A politician of the ruling Indian National Congress party was Thursday cleared by the Central Bureau of Investigation (CBI)--the country's premier investigative agency--in a case related to the 1984 anti-Sikh riots in New Delhi following the assassination of the then Prime Minister, Indira Gandhi, reports say.

The CBI, which often works under the instructions of the top honchos of the ruling party, pleaded before the court that the case against Jagadish Tytler, the Congress Party candidate for this month's parliamentary elections from the Delhi North-East constituency and a former minister of the Federal Cabinet, be closed.

Last week, the CBI submitted its final report in a sealed cover to Metropolitan Magistrate Ram Lal Meena after examining Jasbir Singh, a California-based witness it had earlier declared non-traceable.

Jasbir Singh had stated in an affidavit that on November 3, 1984, he had overheard Tytler commenting on the killing of Sikhs in his then-constituency Sadar Bazar. He recently alleged that the CBI did not record his statement, though its members visited him in U.S.A.

The lawyer of the riot victims H S Phoolka, who has spearheaded one of the longest and most tortuous legal battles to secure justice for the victims of the 1984 riots, submitted before the court that he wanted to inspect the final report. After hearing him, the court asked the CBI to give its reply by April 9.
Reacting to the CBI's clean chit, Phoolka said: "It is upsetting. Ever since the case went to the CBI, the agency has been eager to give Tytler a clean chit. We will not give up our fight yet. Money and political muscle will not last long."

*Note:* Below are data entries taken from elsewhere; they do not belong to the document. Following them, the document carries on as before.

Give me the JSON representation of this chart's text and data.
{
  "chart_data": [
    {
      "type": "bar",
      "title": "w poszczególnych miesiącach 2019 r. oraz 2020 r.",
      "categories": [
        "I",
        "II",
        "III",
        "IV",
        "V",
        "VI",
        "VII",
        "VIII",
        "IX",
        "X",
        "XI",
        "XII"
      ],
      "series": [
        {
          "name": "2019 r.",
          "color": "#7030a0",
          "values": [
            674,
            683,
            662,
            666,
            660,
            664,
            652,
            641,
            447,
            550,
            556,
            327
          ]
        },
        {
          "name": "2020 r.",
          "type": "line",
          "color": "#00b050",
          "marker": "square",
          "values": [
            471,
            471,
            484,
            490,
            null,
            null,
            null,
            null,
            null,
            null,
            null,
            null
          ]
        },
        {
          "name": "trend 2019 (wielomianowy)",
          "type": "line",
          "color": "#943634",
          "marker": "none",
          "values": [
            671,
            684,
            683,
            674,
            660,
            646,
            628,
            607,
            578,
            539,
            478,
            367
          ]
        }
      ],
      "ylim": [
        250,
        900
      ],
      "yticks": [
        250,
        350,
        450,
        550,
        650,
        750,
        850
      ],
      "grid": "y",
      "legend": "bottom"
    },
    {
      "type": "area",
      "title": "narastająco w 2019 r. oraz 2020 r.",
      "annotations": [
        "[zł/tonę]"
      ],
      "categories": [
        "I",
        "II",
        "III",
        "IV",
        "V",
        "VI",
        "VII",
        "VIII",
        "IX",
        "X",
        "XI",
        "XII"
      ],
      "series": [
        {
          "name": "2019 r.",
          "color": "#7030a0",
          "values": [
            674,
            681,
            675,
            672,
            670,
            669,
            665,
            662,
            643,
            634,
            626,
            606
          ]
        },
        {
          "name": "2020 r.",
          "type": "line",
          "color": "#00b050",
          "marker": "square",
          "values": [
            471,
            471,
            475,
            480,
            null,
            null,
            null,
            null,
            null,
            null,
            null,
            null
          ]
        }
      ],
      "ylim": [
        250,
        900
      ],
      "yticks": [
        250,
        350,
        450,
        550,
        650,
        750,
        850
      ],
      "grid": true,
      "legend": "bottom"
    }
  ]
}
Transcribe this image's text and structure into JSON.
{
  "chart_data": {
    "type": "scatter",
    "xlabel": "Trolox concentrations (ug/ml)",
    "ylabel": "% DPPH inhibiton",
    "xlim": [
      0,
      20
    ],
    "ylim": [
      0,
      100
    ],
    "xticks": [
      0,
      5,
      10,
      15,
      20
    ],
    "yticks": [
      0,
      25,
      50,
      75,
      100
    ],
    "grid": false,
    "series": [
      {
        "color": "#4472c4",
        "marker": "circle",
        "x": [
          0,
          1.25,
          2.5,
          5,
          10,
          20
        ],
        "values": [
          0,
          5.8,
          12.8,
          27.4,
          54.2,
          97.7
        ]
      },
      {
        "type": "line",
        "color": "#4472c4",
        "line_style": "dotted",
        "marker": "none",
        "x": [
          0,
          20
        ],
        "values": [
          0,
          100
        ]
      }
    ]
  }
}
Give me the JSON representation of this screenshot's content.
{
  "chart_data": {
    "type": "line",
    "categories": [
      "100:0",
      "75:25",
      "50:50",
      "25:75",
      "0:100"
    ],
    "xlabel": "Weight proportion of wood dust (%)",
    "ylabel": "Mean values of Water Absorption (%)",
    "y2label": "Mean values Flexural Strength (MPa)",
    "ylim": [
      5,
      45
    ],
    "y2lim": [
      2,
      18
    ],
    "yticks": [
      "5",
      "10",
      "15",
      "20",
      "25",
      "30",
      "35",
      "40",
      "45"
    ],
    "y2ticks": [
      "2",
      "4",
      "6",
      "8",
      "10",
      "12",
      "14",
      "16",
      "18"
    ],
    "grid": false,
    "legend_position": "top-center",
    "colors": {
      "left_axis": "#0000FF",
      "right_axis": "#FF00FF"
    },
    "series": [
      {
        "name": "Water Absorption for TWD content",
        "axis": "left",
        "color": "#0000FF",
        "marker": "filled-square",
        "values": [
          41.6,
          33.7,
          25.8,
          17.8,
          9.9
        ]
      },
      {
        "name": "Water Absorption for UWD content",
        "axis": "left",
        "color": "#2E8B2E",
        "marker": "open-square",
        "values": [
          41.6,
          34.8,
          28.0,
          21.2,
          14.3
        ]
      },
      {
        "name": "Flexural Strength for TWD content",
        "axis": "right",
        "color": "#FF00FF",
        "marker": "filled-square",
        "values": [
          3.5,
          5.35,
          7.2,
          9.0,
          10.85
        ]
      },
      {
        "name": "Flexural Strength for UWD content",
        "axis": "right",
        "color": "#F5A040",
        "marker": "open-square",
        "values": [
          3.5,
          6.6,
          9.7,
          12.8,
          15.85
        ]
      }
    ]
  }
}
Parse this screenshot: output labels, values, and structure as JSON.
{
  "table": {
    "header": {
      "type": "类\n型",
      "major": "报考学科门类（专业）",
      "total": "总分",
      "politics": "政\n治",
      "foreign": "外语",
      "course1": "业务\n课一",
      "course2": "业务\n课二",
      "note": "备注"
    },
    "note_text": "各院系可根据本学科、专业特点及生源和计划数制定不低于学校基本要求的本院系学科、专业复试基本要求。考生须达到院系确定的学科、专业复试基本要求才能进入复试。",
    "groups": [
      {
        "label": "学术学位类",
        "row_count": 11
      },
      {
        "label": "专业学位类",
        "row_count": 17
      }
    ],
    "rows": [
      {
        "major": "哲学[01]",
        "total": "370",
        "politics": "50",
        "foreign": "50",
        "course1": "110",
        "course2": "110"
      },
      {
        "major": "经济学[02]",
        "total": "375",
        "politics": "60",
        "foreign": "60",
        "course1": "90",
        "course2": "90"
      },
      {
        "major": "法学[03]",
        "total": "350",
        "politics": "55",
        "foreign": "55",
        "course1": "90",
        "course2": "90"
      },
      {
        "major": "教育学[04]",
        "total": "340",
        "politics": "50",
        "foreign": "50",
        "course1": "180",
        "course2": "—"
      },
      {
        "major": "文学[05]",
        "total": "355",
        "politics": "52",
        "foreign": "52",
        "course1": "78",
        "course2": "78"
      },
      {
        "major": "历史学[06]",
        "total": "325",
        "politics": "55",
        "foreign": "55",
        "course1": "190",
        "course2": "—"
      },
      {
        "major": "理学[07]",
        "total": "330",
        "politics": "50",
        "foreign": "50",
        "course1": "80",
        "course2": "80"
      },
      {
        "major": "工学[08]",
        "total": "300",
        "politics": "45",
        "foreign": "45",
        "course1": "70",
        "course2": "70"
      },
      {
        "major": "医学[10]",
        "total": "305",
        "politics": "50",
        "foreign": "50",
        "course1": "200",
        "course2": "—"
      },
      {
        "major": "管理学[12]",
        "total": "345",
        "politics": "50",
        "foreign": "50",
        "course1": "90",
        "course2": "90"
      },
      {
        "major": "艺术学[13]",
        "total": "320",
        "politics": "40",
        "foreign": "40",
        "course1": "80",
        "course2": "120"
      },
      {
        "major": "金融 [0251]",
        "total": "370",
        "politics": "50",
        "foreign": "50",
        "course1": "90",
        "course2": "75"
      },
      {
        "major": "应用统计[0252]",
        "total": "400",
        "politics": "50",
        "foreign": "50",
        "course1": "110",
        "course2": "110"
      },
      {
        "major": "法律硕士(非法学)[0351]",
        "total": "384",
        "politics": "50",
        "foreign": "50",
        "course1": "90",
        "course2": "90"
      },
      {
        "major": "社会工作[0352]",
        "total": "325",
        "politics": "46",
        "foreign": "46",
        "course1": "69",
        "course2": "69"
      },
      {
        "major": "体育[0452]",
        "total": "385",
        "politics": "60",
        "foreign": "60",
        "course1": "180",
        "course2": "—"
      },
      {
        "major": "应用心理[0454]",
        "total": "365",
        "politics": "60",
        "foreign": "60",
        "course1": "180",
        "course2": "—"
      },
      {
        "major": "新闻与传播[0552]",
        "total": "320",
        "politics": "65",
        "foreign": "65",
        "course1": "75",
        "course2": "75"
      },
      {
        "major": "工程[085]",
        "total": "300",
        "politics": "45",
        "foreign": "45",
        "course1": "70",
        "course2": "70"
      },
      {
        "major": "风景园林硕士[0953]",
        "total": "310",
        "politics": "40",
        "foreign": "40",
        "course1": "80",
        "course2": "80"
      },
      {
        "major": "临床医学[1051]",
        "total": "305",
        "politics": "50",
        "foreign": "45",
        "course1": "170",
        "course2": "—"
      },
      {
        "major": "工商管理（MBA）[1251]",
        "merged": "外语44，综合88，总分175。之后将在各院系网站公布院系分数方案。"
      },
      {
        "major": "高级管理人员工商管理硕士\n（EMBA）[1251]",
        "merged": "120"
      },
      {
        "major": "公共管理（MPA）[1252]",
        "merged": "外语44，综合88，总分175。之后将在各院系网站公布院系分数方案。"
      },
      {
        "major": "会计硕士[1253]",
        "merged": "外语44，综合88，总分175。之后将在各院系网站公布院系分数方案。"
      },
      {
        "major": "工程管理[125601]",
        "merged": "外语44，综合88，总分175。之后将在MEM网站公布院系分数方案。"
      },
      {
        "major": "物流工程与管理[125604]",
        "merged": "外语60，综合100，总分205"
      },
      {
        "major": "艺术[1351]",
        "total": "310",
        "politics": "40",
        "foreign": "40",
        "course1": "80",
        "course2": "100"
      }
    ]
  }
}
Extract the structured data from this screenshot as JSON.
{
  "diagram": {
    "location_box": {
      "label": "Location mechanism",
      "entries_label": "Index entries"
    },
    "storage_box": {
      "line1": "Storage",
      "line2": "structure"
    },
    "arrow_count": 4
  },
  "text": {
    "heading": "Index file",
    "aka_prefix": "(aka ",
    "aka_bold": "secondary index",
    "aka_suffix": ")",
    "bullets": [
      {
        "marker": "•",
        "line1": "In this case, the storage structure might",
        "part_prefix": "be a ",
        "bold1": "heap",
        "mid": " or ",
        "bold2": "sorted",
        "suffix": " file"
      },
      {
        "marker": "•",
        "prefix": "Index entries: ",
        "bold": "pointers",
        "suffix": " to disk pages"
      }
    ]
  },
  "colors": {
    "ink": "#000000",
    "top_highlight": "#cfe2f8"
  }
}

India's main opposition Hindu nationalist party, the Bharitiya Janata Party (BJP) said that the CBI clean chit to former Union minister has "shaken the faith of the common man" and "exposed the hypocrisy of Congress."

As the CBI decision was made public, hundreds of Sikhs who had gathered outside the court premises began protesting. They raised slogans against the Congress government, the CBI and Tytler as well as other senior Congress leaders like Sajjan Kumar and Kamal Nath for their alleged involvement in the worst communal pogrom in Indian history.

More than 3,000 Sikhs, including 2,000 in the national capital alone, were killed in the riots by Congress party's sympathizers and leaders that targeted Sikhs in the immediate aftermath of the assassination of then Prime Minister Indira Gandhi by her Sikh police body guards on October 31, 1984, sometime after she ordered the Indian Army to storm the Golden Temple at Amritsar, the holiest of Sikh shrines.